[136] Quoted in Ibid., 437.
[137] James Myers, "Informal Conferences" a New Technique In Social Education, Leaflet (New York: Federal Council of Churches of Christ in America, 1943).
[138] See George Lansbury, My Pilgrimage for Peace (New York: Holt, 1938); Bertram Pickard, Pacifist Diplomacy in Conflict Situations: Illustrated by the Quaker International Centers (Philadelphia: Pacifist Research Bureau, 1943).
VIII. CONCLUSIONS
Those who do not share the pacifist philosophy are prone to insist that the pacifists place far too much emphasis upon the refusal to employ physical force. These critics maintain that force is non-moral in character, and that the only moral question involved in its use is whether or not the purposes for which it is employed are "good" or "bad." They fail to realize that these concepts themselves arise from a subjective set of values, different for every social group on the basis of its own tradition and for every individual on the basis of his own experience and training.
The "absolute" pacifist places at the very apex of his scale of values respect for every human personality so great that he cannot inflict injury on any human being regardless of the circumstances in which he finds himself. He would rather himself suffer what he considers to be injustice, or even see other innocent people suffer it, than to arrogate to himself the right of sitting in judgment on his fellow men and deciding that they must be destroyed through his action. For him to inflict injury or death upon any human being would be to commit the greatest iniquity of which he can conceive, and would create within his own soul a sense of guilt so great that acceptance of any other evil would be preferable to it.
The person who acts on the basis of such a scale of values is not primarily concerned with the outward expediency of his action in turning the evil-doer into new ways, although he is happy if his action does have incidental desirable results. He acts as he does because of a deep conviction about the nature of the universe in which all men are brothers, and in which every personality is sacred. No logical argument to act otherwise can appeal to him unless it is based upon assumptions arising out of this conviction.
Those who place their primary moral emphasis upon respect for human personality are led to hold many other values as well as their supreme value of refusing to use violence against their fellow men. Except in time of war, when governments insist that their citizens take part in mass violence, the absolute pacifist is apt to serve these other values, which he shares with many non-pacifists, without attracting the attention which distinguishes him from other men of goodwill. He insists only that in serving these subsidiary values he must not act in any way inconsistent with his highest value.
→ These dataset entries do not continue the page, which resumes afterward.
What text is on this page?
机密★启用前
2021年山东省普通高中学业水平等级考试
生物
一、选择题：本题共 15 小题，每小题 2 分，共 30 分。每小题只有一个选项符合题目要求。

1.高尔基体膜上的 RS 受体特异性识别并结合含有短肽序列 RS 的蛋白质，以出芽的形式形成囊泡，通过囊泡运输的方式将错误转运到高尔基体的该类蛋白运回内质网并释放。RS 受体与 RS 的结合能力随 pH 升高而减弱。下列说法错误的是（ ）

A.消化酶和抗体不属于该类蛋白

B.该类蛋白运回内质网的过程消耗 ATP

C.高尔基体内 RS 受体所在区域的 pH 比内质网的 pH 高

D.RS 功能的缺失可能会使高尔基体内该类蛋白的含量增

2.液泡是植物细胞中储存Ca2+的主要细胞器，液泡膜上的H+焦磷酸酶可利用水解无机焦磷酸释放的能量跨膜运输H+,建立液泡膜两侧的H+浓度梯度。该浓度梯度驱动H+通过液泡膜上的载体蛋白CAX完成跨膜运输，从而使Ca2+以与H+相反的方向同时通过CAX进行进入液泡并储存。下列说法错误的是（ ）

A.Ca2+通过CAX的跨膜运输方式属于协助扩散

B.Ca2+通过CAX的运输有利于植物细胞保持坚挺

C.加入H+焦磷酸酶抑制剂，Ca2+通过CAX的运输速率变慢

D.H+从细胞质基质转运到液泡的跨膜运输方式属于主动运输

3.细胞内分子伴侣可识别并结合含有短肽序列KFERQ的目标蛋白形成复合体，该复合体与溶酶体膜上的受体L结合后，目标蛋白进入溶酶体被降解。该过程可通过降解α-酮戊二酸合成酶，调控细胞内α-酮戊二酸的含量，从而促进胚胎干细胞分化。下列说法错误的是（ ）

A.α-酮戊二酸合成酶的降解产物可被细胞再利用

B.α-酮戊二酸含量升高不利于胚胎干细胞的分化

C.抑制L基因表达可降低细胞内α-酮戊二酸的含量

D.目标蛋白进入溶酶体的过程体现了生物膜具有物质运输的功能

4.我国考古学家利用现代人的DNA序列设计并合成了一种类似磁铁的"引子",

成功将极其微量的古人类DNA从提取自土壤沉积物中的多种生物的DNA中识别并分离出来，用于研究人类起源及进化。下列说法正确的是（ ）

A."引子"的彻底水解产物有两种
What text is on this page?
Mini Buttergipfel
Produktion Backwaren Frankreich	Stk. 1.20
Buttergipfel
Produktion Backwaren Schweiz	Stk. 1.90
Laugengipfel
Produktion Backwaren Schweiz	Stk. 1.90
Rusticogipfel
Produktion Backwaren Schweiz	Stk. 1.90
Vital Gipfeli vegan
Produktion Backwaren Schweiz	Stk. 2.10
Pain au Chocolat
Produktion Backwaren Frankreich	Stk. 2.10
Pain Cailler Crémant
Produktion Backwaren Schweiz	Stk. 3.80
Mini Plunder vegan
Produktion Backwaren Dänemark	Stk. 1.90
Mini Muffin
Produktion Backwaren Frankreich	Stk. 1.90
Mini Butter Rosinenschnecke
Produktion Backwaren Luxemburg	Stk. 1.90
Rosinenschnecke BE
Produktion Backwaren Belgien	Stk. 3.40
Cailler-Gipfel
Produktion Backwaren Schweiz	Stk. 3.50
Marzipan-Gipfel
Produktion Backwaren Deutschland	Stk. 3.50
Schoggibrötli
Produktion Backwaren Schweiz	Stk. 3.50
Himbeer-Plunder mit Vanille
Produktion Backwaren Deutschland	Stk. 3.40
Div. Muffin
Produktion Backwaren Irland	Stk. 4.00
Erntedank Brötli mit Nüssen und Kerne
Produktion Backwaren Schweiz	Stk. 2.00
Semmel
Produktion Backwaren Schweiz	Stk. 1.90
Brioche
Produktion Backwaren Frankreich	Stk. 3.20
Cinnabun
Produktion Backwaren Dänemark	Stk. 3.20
Many pacifists, and all non-pacifists, differ from the absolutists in that they place other values before this supreme respect for every human personality. The pacifists who do so, refuse to inflict injury on their fellows not because this is itself their highest value, but because they believe other less objectionable methods are more effective for achieving their highest purposes, or because they accept the argument that the means they use must be consistent with the ends they seek. They would say that it is impossible to achieve universal human brotherhood by methods which destroy the basis for such brotherhood.